Les faits ont eu lieu en Corse, cette nuit, dans la ville de Cargèse. Au sein du Club Méditerranée de la station balnéaire de Corse-du-Sud, entre samedi et dimanche, aux environs de 4h30, une détonation a résonné, annonçant l’explosion d’une bombe. Par chance, la discothèque n’était alors pas occupée au moment où les faits ont eu lieu, mais c’est l’ensemble du lieu qui a été soufflé, causant des dégâts matériels particulièrement importants. Par chance, aucune victime n’est à déplorer à la suite de cet attentat particulièrement violent, qui a eu lieu au moment où l’endroit était désert. Si cela n’avait pas été le cas, on imagine que les dégâts humains auraient été catastrophiques.

Aucune revendication pour le moment

Pour le moment, aucune revendication n’a été effectuée concernant cet attentat. Les gendarmes ont pris l’enquête en main, avant que le parquet anti-terroriste de Paris ne soit saisi. Afin d’éviter tout problème, des démineurs ont été dépêchés sur les lieux afin de sécuriser celui-ci. La police relève actuellement d’éventuels indices sur les lieux de l’explosion, pour que l’on en sache plus concernant ses circonstances exactes.
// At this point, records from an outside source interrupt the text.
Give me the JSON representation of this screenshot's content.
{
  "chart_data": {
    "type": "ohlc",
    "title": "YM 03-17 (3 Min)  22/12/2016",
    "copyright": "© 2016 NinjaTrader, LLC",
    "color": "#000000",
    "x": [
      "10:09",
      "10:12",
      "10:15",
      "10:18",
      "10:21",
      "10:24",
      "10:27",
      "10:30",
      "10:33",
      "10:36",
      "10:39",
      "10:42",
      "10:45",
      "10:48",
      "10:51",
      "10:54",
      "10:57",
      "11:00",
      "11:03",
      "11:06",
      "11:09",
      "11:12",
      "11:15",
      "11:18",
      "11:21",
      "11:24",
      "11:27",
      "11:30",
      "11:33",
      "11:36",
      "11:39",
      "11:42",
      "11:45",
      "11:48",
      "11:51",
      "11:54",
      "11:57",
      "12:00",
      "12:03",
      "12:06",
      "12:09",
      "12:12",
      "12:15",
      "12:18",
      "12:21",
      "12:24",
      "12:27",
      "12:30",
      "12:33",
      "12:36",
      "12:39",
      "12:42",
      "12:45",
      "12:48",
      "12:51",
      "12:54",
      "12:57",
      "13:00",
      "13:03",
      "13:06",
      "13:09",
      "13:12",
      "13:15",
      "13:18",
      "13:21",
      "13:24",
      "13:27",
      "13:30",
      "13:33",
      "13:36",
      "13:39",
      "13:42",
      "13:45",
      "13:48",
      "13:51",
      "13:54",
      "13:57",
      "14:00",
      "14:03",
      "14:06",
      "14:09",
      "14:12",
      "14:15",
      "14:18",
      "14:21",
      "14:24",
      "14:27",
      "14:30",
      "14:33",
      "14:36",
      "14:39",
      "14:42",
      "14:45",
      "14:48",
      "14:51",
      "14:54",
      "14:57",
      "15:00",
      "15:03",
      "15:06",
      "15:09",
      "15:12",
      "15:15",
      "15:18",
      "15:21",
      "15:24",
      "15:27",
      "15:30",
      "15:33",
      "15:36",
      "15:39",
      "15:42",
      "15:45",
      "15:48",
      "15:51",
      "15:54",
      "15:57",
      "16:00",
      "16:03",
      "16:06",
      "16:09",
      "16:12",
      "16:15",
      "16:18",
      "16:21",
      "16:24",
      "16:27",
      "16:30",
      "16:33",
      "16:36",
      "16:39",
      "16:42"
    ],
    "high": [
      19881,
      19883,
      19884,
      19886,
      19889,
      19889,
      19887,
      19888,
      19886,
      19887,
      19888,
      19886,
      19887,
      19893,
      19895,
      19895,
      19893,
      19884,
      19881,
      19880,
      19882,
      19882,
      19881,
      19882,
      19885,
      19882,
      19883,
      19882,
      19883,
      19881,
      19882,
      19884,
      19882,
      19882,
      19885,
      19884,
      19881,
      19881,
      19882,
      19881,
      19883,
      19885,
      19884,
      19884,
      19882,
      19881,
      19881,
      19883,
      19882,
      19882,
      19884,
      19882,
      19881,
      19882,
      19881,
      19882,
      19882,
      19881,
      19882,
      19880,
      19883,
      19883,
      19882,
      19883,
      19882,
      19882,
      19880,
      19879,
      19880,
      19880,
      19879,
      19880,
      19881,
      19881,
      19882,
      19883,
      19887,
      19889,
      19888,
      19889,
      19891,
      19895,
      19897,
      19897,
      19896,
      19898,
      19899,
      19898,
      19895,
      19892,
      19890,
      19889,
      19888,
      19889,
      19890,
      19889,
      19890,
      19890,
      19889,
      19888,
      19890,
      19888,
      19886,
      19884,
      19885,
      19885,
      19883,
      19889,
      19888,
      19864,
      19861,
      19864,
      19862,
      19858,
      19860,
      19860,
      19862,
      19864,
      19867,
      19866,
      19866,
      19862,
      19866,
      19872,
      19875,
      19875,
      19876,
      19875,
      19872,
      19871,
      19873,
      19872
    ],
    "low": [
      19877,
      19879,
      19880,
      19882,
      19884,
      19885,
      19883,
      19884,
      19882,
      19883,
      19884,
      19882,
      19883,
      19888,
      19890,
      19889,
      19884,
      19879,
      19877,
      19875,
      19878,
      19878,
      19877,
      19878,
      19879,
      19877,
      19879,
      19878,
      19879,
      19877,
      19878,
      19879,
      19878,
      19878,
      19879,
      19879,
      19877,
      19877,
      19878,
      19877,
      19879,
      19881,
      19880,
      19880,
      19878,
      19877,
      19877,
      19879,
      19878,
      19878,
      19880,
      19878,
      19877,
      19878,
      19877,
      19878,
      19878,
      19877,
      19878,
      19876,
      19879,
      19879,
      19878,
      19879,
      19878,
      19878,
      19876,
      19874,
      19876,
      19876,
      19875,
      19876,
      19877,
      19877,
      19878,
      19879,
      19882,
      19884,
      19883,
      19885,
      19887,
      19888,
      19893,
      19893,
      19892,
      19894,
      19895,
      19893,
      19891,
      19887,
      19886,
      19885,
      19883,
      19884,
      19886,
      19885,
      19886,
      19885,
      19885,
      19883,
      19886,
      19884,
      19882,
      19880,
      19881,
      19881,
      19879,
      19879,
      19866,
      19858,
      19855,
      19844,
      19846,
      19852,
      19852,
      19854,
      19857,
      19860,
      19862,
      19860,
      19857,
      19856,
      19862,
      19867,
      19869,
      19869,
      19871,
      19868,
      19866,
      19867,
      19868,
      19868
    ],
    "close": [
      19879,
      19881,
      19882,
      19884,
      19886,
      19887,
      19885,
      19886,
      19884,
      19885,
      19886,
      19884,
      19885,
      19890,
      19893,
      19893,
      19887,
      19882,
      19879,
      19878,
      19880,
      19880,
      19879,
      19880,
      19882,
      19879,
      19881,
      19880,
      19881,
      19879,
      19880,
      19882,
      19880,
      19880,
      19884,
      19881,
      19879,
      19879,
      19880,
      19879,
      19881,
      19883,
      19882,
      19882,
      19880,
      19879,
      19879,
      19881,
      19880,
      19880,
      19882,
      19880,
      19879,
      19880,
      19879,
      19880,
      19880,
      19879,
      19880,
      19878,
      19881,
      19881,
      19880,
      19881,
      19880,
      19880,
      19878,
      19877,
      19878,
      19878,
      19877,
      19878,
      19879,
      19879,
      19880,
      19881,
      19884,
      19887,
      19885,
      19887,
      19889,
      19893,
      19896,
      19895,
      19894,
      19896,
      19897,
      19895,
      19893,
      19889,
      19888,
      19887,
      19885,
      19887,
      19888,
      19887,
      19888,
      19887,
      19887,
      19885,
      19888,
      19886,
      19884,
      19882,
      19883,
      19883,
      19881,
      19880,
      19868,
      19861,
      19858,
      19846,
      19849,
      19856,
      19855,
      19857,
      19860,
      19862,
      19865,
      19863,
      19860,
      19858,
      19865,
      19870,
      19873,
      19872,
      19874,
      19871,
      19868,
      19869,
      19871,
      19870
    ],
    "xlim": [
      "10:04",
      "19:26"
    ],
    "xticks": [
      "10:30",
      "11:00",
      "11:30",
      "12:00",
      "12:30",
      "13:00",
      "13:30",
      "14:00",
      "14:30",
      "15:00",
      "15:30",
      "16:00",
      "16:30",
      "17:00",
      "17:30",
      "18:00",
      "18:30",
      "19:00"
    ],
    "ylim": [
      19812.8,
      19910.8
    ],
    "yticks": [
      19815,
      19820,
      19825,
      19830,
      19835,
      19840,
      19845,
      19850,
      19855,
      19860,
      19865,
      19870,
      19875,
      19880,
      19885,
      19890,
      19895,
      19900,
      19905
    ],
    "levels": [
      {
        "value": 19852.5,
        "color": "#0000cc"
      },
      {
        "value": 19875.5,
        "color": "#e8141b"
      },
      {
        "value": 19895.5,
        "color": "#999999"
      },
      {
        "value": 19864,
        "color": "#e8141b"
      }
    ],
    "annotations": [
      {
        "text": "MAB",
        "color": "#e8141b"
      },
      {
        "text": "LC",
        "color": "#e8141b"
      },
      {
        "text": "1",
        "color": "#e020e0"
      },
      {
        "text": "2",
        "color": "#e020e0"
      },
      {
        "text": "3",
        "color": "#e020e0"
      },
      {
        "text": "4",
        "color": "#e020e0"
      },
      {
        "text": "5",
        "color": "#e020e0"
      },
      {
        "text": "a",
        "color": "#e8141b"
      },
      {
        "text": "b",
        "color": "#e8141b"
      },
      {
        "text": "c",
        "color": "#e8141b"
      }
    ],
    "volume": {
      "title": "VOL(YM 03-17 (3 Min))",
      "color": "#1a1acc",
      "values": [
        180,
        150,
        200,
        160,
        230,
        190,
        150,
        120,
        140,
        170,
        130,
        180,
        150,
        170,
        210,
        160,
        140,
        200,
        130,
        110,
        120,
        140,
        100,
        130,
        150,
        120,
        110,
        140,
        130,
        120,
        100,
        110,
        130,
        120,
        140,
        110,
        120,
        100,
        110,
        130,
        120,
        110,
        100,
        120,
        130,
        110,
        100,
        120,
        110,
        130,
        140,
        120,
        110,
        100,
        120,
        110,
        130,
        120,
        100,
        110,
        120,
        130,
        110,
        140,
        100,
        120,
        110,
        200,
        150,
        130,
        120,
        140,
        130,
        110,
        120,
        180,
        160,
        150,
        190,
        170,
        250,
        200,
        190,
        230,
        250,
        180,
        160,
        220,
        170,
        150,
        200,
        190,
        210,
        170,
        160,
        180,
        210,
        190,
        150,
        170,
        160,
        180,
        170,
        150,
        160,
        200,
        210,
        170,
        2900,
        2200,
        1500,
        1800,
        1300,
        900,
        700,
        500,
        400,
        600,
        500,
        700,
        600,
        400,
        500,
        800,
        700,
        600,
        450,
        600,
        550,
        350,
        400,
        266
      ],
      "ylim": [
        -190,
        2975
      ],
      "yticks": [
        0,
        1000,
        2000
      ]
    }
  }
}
Les causes n’ont en effet pas encore été identifiées, seule la thèse de l’attentat a été retenue, mais sans que l’on ne sache de quelle manière celui-ci a été orchestré. Ce n’est sans doute qu’une question d’heures avant que les premières conclusions soient effectuées dans cette affaire.

Visé dans le passé par le FLNC

Dans le passé, le FLNC, Front de Libération Nationale de la Corse, a réalisé plusieurs attentats au sein de ce Club Méditerranée de Cargèse, ce qui aurait pu expliquer les causes de cette explosion, à 60 kilomètres environ d’Ajaccio. Mais aujourd’hui, les raisons semblent être différentes, puisqu’une démilitarisation du FNLC a été opérée au mois de juin, et ce près de 40 ans après la fondation du front.

Ainsi, cela semble évincer une responsabilité du FNLC, si l’on en croit en tout cas ce processus de démilitarisation. Or, actuellement, il ne s’agit que de suppositions puisqu’aucune preuve ne penche pour une responsabilité particulière concernant cet attentat.